En 1979 se da el cierre por parte de la fuerza aérea del Área 51. Todo el material almacenado es transportado a Ohio en tren, cuando un camión se salta las barreras y choca contra el tren provocando que este descarrile y una gran explosión. Pero el material almacenado oculta un secreto...

Nostalgia. Esa es la sensación que me quedó al acabar de ver la película. Nostalgia de un chico que cuando estaba en su adolescencia disfrutó como ninguno de las joyas de los 80. Los Goonies, ET, Stand By Me, Exploradores… así de primeras son las primeras que me vienen a la cabeza, todas con varios puntos en común; cine de aventuras, sin grandes pretensiones (o quizá sí), con toques del género fantástico, con niños que actuaban como grandes actores, con una score mágico… y con Spielberg, claro.

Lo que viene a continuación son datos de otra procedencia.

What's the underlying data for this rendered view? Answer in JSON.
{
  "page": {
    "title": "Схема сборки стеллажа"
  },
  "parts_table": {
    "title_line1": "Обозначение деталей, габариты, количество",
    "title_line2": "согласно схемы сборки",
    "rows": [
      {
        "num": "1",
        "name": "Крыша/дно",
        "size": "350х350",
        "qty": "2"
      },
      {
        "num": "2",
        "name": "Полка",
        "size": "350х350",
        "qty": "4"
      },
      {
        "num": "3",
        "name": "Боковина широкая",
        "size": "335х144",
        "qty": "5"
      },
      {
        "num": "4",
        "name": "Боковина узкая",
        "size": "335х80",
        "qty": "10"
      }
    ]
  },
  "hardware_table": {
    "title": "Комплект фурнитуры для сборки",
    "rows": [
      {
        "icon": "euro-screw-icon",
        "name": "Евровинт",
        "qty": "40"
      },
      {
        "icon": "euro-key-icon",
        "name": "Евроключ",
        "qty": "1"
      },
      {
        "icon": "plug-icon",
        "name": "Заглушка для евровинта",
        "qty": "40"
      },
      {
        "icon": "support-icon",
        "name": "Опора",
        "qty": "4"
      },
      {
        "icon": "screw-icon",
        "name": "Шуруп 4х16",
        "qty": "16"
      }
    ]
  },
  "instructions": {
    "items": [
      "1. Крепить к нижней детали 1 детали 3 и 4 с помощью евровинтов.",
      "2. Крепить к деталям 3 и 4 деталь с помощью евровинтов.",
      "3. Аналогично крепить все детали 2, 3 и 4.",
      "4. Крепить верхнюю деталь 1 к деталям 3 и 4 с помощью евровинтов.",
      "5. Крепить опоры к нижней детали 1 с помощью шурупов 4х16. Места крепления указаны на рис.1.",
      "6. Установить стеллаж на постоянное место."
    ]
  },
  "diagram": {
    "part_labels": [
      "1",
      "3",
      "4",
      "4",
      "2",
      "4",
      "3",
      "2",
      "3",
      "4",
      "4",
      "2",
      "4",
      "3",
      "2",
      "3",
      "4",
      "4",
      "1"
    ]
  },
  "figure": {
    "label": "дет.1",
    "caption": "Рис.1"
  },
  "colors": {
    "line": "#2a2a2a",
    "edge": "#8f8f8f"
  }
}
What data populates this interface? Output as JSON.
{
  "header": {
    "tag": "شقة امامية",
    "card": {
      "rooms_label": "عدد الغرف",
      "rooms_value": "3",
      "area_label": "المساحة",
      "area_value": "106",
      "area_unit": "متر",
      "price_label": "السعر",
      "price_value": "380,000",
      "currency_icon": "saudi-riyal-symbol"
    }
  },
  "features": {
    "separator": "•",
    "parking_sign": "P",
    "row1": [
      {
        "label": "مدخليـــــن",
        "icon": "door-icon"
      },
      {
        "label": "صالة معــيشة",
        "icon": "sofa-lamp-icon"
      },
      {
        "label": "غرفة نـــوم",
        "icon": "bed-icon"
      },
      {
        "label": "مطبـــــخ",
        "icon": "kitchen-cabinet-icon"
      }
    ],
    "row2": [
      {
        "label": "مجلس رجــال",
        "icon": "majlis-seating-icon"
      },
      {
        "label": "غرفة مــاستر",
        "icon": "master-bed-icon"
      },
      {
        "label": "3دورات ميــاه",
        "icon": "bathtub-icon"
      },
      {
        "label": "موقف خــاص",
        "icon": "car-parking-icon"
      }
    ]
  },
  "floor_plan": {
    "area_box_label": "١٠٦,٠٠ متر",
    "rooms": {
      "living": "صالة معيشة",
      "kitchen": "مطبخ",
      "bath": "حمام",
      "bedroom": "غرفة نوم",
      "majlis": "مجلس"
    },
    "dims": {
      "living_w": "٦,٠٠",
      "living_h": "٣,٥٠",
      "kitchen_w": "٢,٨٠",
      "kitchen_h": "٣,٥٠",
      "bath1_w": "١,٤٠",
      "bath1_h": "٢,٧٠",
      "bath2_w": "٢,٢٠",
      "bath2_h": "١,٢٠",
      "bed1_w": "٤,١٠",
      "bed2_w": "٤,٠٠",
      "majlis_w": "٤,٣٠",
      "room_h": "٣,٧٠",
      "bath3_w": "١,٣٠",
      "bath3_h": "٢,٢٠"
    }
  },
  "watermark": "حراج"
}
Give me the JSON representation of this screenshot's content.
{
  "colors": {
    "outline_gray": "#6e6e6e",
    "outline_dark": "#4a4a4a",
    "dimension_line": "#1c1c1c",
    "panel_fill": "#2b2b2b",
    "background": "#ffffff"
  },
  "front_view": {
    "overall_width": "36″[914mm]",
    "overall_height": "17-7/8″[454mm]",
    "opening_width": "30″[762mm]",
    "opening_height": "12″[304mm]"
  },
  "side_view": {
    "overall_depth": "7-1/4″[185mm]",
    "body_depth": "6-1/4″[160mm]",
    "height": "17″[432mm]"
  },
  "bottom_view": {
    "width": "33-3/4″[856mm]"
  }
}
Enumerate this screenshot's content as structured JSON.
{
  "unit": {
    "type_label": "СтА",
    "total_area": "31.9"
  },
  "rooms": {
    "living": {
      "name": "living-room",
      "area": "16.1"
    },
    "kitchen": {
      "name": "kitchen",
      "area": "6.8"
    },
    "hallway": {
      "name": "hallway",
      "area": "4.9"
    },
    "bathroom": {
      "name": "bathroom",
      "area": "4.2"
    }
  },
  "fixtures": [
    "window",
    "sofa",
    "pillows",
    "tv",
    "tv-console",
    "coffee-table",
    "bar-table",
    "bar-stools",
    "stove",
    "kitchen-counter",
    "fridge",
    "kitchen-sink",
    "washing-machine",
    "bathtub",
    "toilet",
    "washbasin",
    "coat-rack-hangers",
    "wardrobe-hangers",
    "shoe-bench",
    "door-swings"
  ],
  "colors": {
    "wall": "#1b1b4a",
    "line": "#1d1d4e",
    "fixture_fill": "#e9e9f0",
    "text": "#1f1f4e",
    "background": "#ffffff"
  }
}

Un cine que, en definitiva, ahí se quedó, porque cuando acabó la década de los 80, nadie más supo de él. Spielberg, el motor de la mayoría de clásicos de este tipo de aventuras, pasó a una segunda época, distinta, más seria, dejando de lado y algo huérfano el espíritu Goonies.

Apostaría a que Super 8 creará en el subconsciente de muchos niños esas sensaciones. No sólo a ellos, si alguno se ve reconocido cuando hablo de estos filmes no deberían dejar pasar la oportunidad de ver esta gran película.

Abrams plagia prácticamente todos los conceptos de estas películas. Los calca, en muchas ocasiones sabrás lo que va a acontecer, pero lo hace de manera tan fantástica, que más que un plagio, suena a homenaje brillante de quién también disfrutaba con las películas de Spielberg, también productor de la película.

La historia en Super 8, mil veces contada, la de una pandilla que vive la mayor aventura de sus vidas y que junto a ella madurarán y se enamorarán y todas esas batallas que hemos visto tantas y tantas veces… aquí vuelven a estar todas sin excepción. En el fondo cada cliché hace a la obra aún más grande, porque lo que podría haber acabado como un intento fallido de recuperar esos blocksbusters de la década pasada, acaban configurando un cóctel brillante, a camino entre el sabor añejo a serie-B de Amblin con el poderío de una obra facturada en la actualidad.

Los efectos especiales, brillantes también, tienen tan sólo dos momentos cumbres. El accidente en el tren y el final apoteósico en el pueblo. No le hacen falta más, el resto de ellos juega de una manera sutil con el espectador, volviendo de nuevo la vista atrás con un grano y unos efectos de luz en la pantalla que recuperan y nos recuerdan las obras del "rey midas de Hollywood". Incluso la música del genial Michael Giacchino (impagable su score para Up de Pixar o la delicadeza de Lost) acompaña a Super 8 casi sin darnos cuenta con unas partituras muy cuidadas.

Mención aparte tiene el reparto, quizá la gran clave de la película para que funcione tan bien. Estos jóvenes actores, todos semi-desconcidos, logran crear esa sensación de camaradería necesaria para que el espectador se sienta parte de la aventura. Geniales todas las actuaciones destacando por encima de ellas la de sus dos protagonistas, Joel Courtney y Ellen Fanning, ambos enormes e impropios de la edad que tienen.

En definitiva una obra de hoy que evoca al ayer y que recomiendo a todos los geeks, a todos los padres, madres, niños y no tan niños y en general a todos los que gustan del cine de aventuras que se hacía hace no tanto, sin más pretensiones que entretener. He disfrutado volviendo atrás en el tiempo, quizá y en parte por la melancolía que me produjo cada escena. Abrams se sale del trabajo de sus anteriores films como Star Trek o Mission Impossible 3, y aún así, al creador que le debemos joyas como Lost o Fringe consigue el mejor homenaje al ídolo de la adolescencia. En mi opinión, lo hace de la manera más grata que podría hacerlo, con el mismo espíritu y nostalgia de aquellos tiempos.